Contrairement à ce que l’on pourrait croire, les intelligences artificielles ne sont pas totalement autonomes : elles nécessitent des interventions humaines pour apprendre. Un emploi souvent très pénible, mais aussi très mal rémunéré.
Les intelligences artificielles comme ChatGPT, Dall-E, Copilot, Gemini ou Claude 3 nous donnent souvent l’impression de se débrouiller seules : on peut imaginer qu’il s’agit de programmes stockés sur des serveurs, qui n’ont pas vraiment besoin d’interventions humaines pour fonctionner. Cependant, cette idée s’avère complètement fausse : les IA n’étant pas (encore ?) conscientes, elles ont besoin que des êtres humains les guident vers ce qui est bien et ce qui est mal.

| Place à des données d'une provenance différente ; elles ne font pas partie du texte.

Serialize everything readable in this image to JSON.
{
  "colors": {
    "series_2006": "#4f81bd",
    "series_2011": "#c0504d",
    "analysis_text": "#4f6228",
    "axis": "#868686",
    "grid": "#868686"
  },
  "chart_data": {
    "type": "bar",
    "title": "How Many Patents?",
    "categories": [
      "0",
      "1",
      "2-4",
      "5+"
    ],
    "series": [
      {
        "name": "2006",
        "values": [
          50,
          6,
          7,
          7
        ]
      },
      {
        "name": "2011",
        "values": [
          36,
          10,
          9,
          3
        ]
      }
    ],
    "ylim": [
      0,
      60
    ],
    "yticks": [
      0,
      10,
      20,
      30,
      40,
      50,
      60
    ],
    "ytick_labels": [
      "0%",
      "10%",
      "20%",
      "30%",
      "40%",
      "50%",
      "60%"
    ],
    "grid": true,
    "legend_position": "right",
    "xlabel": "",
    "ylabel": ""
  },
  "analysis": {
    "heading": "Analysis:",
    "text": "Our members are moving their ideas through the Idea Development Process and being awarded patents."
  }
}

Telle est la mission de milliers d’employés des entreprises qui misent sur l’IA depuis quelque temps. Ces derniers se retrouvent à lire des prompts souvent sombres et morbides à longueur de journée, dans le but de les analyser et de préciser à l’IA en quoi ces textes sont problématiques, pour éviter qu’elle y réponde de manière affirmative par la suite.
Un travail payé à peine 150 euros par mois
Interrogé par France TV Info, Mophat Okinyi, un Kenyan, a travaillé dans l’ombre d’OpenAI (ChatGPT) dans une entreprise de traitement de données pendant plusieurs années. Il était payé l’équivalent de 150 euros par mois pour relire, tous les jours, « des descriptions graphiques de viol, d’inceste, de nécrophilie… ». Depuis, cet homme a changé d’emploi, mais il avoue être toujours hanté parce qu’il a pu lire sur son écran lors de cette mission.

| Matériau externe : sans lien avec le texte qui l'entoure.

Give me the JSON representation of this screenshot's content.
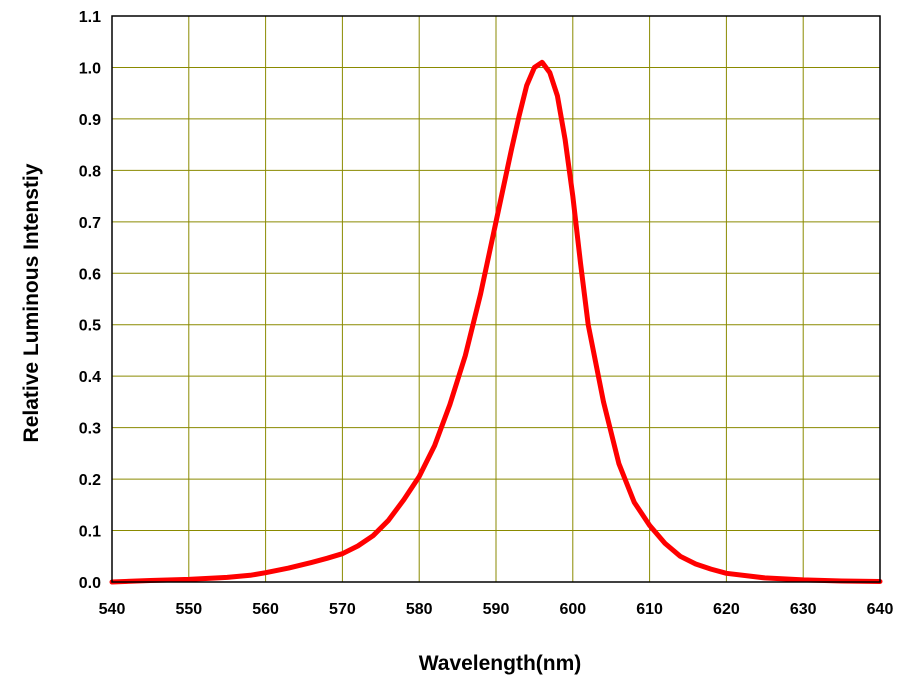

Tout comme les équipes de modération des réseaux sociaux comme Facebook, Instagram ou X, les employés en charge de ces tâches sont généralement localisés dans les pays pauvres comme le Venezuela, les Philippines, Madagascar, le Pakistan… En septembre 2023, une enquête de World Bank estimait que le nombre de travailleurs en ligne de ce genre se situe entre 154 et 435 millions de personnes : la fourchette est gigantesque, tout simplement parce que les entreprises qui exploitent ces travailleurs ne s’en vantent pas et ne communiquent pas sur le sujet.
L’étude explore par ailleurs la dualité de ce type d’emploi qui, d’un côté, soutient l’inclusion en permettant aux jeunes, aux femmes et aux travailleurs peu qualifiés de travailler, tout en apportant peu, voire pas de protection sociale aux personnes concernées.

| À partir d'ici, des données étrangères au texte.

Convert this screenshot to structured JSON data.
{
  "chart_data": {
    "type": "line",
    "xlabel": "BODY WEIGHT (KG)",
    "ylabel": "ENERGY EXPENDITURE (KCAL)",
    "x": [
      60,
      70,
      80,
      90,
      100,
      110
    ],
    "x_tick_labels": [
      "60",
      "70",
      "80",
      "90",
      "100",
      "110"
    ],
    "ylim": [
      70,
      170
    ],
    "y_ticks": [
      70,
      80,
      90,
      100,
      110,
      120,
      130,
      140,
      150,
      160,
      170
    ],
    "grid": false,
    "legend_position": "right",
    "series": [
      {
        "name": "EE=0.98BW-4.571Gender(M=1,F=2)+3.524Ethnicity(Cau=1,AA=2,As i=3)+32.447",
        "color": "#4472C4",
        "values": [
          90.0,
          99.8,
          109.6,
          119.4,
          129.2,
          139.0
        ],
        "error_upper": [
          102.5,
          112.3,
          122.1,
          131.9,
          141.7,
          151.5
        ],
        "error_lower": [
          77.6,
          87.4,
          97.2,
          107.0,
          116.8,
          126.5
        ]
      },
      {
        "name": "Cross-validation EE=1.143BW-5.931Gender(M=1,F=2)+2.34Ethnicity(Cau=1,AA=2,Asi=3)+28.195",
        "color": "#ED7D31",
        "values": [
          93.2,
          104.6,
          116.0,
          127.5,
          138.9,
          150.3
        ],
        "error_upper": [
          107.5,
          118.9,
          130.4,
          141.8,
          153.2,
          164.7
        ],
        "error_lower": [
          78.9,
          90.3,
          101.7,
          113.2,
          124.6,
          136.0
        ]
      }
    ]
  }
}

Des travailleurs de l’ombre totalement indispensables
Ces travailleurs, généralement peu qualifiés et très mal payés, sont pourtant totalement indispensables au fonctionnement de très nombreuses plateformes en ligne. Dans le domaine des intelligences artificielles, ils jouent un rôle crucial, car sans eux, de très nombreux systèmes ne seraient pas suffisamment entraînés et ne fonctionneraient pas. Si l’on parle de ChatGPT et consorts, c’est aussi le cas des IA utilisées par Tesla au sein de ses véhicules, ou encore des algorithmes de reconnaissance d’image de Google, par exemple.
En définitive, à chaque fois que vous utilisez une fonctionnalité numérique qui vous facilite le quotidien, il y a probablement des humains sous-payés derrière. De quoi faire un peu réfléchir.